Some thoughts on the authorship of Isaiah, biblical scholarship, and fundamentalism.

The fundamentalist commonly identifies himself not as a fundamentalist but as an evangelical, and their evangelical identity is of great importance to them. It is of extreme importance to fundamentalists to defend the unitary authorship of the Book of Isaiah, the belief that the prophet Isaiah himself actually wrote the whole work. It is instructive to read what a distinguished evangelical biblical scholar said on this subject.

I reproduce below a quotation from Professor FF Bruce who was Professor of Biblical Studies at the University of Manchester. He is very much admired by evangelicals. His first book, New Testament Documents: Are They Reliable? was voted by the American evangelical magazine Christianity Today as one of the top 50 books “which had shaped evangelicals” (see here)

Bruce served as President of the Society for Old Testament Study, and also as President of the Society for New Testament Study. He is one of only a handful of scholars thus recognised by his peers in both fields. A remarkable achievement. 

Bruce writes:

‘Some years ago I spoke to a group of theological students in a British university on the subject of their choice – the principles and methods of biblical criticism.  Like myself, they belonged to the evangelical tradition. I illustrated part of my talk by dealing with the structures, date and authorship of one particular section of Scripture [the identification of Second Isaiah i.e. chapters 40-55 of the Book of Isaiah which comes from the time of the Babylonian Exile and not from the prophet Isaiah himself]. 

Some of them, I knew, had been brought up to regard as erroneous the conclusions to which, in my judgement, the relevant criteria pointed; yet these conclusions contradicted no biblical statement and could not be reasonably dismissed as arising from an unwillingness to admit the supernatural element in divine revelation; indeed, they involved  the acceptance of miracle in general and predictive prophecy in particular. If, then, these were the conclusions to which the evidence led, I asked, what was the objection to them? They throughout the matter over and then one of them said:

‘What you say seems quite logical, but some of us feel that if we accepted these conclusions we should be lettering down the evangelist side.’

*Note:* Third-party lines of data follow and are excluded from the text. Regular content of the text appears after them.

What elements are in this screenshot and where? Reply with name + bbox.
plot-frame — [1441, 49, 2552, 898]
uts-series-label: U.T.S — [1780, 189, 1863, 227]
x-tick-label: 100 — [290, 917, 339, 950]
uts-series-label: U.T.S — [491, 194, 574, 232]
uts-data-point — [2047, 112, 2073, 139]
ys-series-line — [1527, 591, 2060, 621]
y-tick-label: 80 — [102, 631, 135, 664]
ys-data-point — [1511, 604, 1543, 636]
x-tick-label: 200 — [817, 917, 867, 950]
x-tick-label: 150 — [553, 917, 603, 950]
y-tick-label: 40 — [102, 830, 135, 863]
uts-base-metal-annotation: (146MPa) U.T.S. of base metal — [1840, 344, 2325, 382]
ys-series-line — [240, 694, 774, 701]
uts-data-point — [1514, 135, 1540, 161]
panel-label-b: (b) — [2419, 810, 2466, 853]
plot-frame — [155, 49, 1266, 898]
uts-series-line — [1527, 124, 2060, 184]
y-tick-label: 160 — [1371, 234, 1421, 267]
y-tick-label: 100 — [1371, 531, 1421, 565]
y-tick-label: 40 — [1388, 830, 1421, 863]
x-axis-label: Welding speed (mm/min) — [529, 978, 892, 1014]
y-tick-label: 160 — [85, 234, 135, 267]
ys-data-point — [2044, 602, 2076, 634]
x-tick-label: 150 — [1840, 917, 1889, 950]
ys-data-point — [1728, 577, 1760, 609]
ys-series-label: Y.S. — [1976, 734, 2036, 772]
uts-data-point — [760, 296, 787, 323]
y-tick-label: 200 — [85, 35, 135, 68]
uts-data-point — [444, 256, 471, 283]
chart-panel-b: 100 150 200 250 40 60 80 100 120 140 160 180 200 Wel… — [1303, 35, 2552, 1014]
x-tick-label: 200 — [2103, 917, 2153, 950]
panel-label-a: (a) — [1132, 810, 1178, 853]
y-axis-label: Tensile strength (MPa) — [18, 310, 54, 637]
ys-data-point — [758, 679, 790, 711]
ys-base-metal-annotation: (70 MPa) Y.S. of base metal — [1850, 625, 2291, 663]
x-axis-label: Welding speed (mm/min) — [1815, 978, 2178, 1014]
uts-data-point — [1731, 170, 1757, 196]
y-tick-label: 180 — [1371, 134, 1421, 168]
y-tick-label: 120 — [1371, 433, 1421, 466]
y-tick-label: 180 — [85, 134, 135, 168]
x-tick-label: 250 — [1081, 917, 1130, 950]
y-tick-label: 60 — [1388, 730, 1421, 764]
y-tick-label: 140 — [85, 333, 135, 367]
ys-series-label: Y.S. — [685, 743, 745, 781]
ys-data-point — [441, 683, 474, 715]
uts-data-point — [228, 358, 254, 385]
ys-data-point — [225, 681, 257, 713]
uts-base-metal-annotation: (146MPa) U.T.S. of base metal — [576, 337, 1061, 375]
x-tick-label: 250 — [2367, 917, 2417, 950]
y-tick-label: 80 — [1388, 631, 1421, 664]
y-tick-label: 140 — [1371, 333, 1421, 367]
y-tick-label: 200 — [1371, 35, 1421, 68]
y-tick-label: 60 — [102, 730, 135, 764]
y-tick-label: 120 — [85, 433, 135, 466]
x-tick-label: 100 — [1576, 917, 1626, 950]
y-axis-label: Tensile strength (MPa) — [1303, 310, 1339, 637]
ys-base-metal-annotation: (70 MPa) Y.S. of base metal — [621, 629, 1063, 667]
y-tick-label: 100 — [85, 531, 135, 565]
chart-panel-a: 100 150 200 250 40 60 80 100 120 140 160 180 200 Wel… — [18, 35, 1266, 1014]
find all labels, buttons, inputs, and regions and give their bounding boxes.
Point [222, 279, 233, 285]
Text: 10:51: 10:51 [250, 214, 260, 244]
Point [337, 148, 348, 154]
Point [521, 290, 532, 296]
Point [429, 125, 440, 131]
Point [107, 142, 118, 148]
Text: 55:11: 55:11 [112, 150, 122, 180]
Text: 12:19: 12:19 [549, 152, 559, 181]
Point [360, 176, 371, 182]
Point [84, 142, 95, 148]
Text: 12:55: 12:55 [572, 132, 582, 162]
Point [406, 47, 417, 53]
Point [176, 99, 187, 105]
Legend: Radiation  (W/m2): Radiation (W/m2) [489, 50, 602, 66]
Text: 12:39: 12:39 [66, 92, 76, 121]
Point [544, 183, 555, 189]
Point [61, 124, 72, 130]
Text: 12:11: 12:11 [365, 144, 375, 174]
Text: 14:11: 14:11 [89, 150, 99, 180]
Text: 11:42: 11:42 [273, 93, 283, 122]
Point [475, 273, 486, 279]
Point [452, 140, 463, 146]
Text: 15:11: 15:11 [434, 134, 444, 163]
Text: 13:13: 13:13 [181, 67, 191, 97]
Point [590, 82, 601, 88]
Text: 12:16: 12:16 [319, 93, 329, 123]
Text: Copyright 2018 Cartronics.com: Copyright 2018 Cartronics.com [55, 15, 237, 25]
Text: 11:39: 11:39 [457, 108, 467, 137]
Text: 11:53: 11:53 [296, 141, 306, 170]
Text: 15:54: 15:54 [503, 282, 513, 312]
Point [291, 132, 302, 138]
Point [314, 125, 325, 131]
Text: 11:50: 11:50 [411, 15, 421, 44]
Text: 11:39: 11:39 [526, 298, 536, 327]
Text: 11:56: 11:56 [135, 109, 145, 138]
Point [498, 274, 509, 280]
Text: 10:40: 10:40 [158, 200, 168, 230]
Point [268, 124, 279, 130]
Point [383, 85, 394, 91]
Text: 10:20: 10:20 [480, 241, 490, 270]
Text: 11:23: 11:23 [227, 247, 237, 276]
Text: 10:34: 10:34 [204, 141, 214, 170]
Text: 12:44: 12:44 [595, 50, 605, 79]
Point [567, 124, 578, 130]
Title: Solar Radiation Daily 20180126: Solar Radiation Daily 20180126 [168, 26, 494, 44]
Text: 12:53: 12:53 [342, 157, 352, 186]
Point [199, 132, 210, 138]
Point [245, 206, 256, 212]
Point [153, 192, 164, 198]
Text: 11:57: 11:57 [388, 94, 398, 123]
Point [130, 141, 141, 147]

This, it seemed to me, was carrying loyalty to a tradition too far, but I could sympathise with them; I could only feel sorry that such a tradition should be called ‘evangelical’ and glad for my sake that I had been brought up to subordinate tradition to evidence.’      

Quoted in Escaping from Fundamentalism by James Barr p. 156



Categories: Bible, Scholars

1 reply

  1. I think we have been going about this all wrong guys. At this point, I think its easier to go what IS authentic in their text rather than what was forged.